The Spanish government today criticised Nissan’s move, arguing it would be cheaper for the carmaker to invest in improving its productivity in the region rather than take on the €1 billion cost of the closure.

“We lament this news,” economy minister Nadia Calvino told Spain’s public broadcaster, TVE, adding that the government was seeking more negotiations to “see how to channel this process of find alternative solutions”.

“We think this is a plant that has a strategic value for Nissan,” said Calvino.

Nissan plans to phase out some 3,000 direct jobs by the end of the year, said Juan Carlos Vicente, head of the workers’ committee in Nissan’s main factory in the region after a meeting with company executives.

“They are letting us die,” Vicente told hundreds of colleagues who gathered outside the factory.

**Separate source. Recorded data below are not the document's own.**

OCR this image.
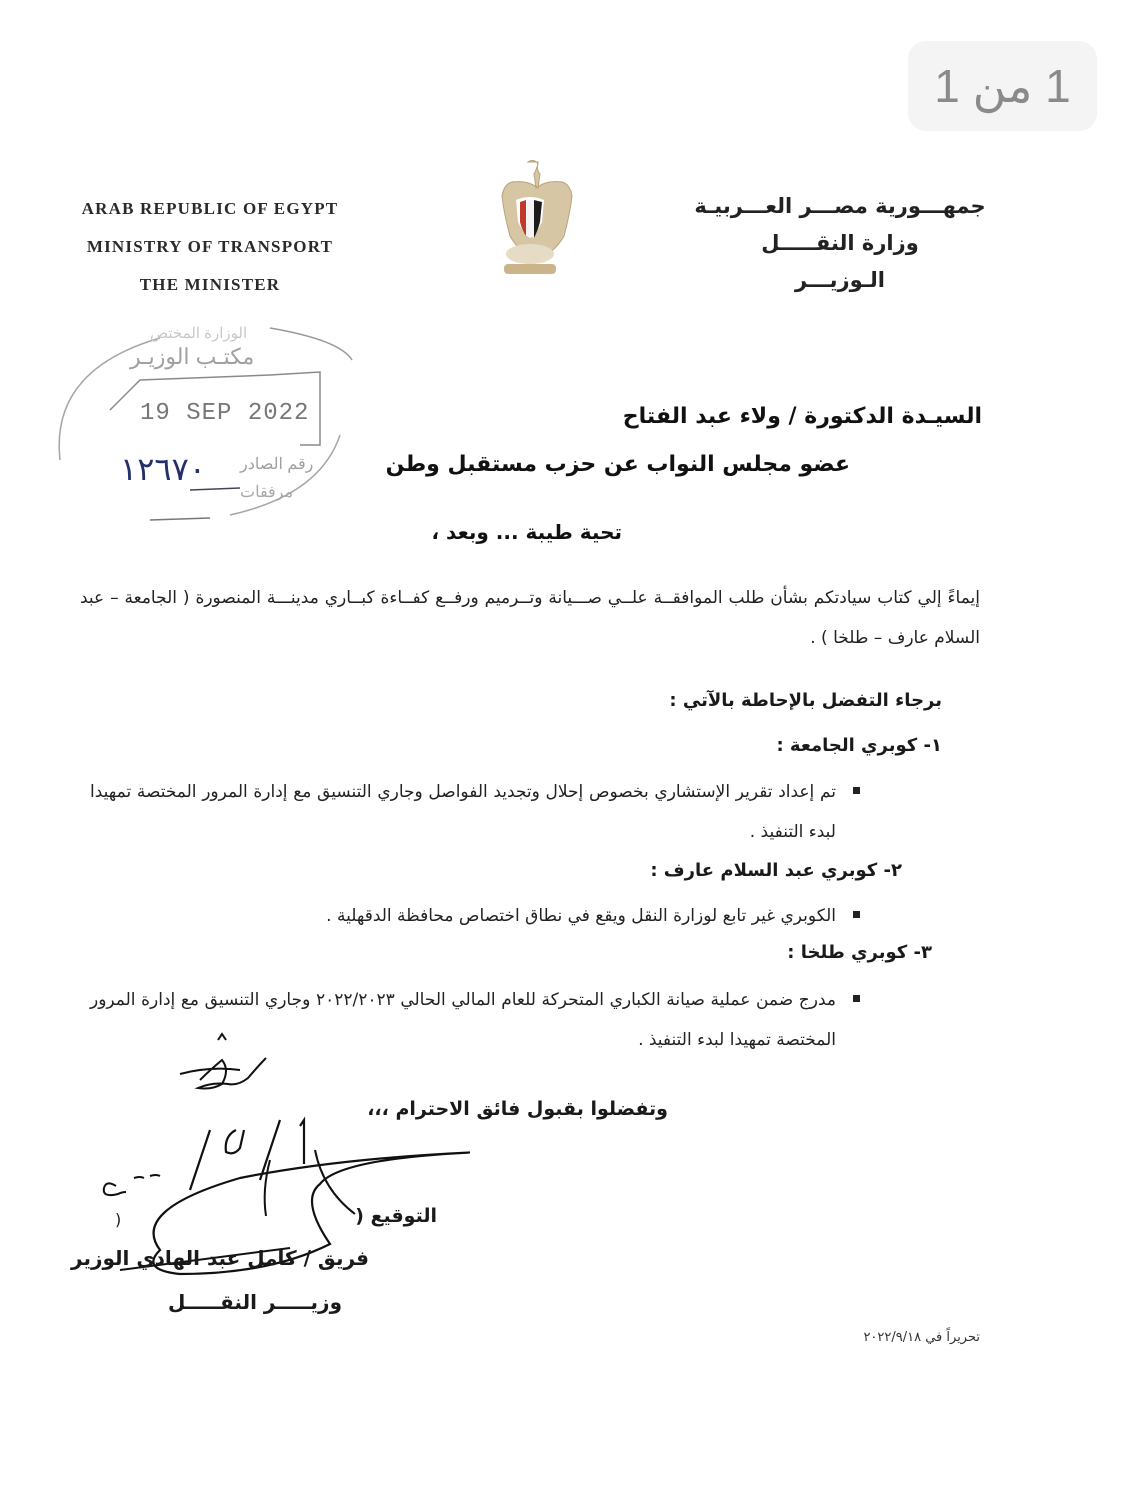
1 من 1
ARAB REPUBLIC OF EGYPT
MINISTRY OF TRANSPORT
THE MINISTER
جمهـــورية مصـــر العـــربيـة
وزارة النقـــــل
الـوزيـــر
الوزارة المختص
مكتـب الوزيـر
19 SEP 2022
١٢٦٧٠ رقم الصادر
مرفقات
السيـدة الدكتورة / ولاء عبد الفتاح
عضو مجلس النواب عن حزب مستقبل وطن
تحية طيبة ... وبعد ،
إيماءً إلي كتاب سيادتكم بشأن طلب الموافقــة علــي صـــيانة وتــرميم ورفــع كفــاءة كبــاري مدينـــة المنصورة ( الجامعة – عبد السلام عارف – طلخا ) .
برجاء التفضل بالإحاطة بالآتي :
١- كوبري الجامعة :
تم إعداد تقرير الإستشاري بخصوص إحلال وتجديد الفواصل وجاري التنسيق مع إدارة المرور المختصة تمهيدا لبدء التنفيذ .
٢- كوبري عبد السلام عارف :
الكوبري غير تابع لوزارة النقل ويقع في نطاق اختصاص محافظة الدقهلية .
٣- كوبري طلخا :
مدرج ضمن عملية صيانة الكباري المتحركة للعام المالي الحالي ٢٠٢٢/٢٠٢٣ وجاري التنسيق مع إدارة المرور المختصة تمهيدا لبدء التنفيذ .
وتفضلوا بقبول فائق الاحترام ،،،
)	التوقيع (
فريق / كامل عبد الهادي الوزير
وزيـــــر النقـــــل
تحريراً في ٢٠٢٢/٩/١٨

He said Nissan had argued that the business was not competitive even if it added a vehicle to its production line, which currently churns out an electric van and a pick-up van.

embedded253907628 Nissan workers march during a protest Emilio Morenatti Emilio Morenatti

The plant has been operating well under its maximum capacity for months and workers have been striking since the first rumours of the closure emerged on 4 May.

“We are going to keep our fight, putting in check governments and asking them to support us in reverting this decision,” Vicente told to a crowd that quickly moved to set fire to a pile of tyres.

Reeling from a scandal involving its former chairman, Carlos Ghosn, Yokohama-based Nissan is undergoing a deep restructuring, focusing on China, North America and Japan.

The company is leaving the European market, Russia, South America and North Africa to its French partner Renault; and Southeast Asia and Oceania to Mitsubishi.

Management at Renault was also meeting today with unions about its €2 billion cost-cutting plan.

The plan had been under discussion since before the virus crisis, but the lockdown and looming recession are darkening the company’s outlook.

Unions fear it could lead to thousands of job cuts and factory closures.

Renault is expected to announce the plan tomorrow.

In Spain, a key question is whether Nissan will need to pay back the subsidies it has received from the government for furloughing workers during the pandemic.

The temporary lay-offs were granted under the condition that companies would re-hire the staff after the outbreak, and keep them for at least six months.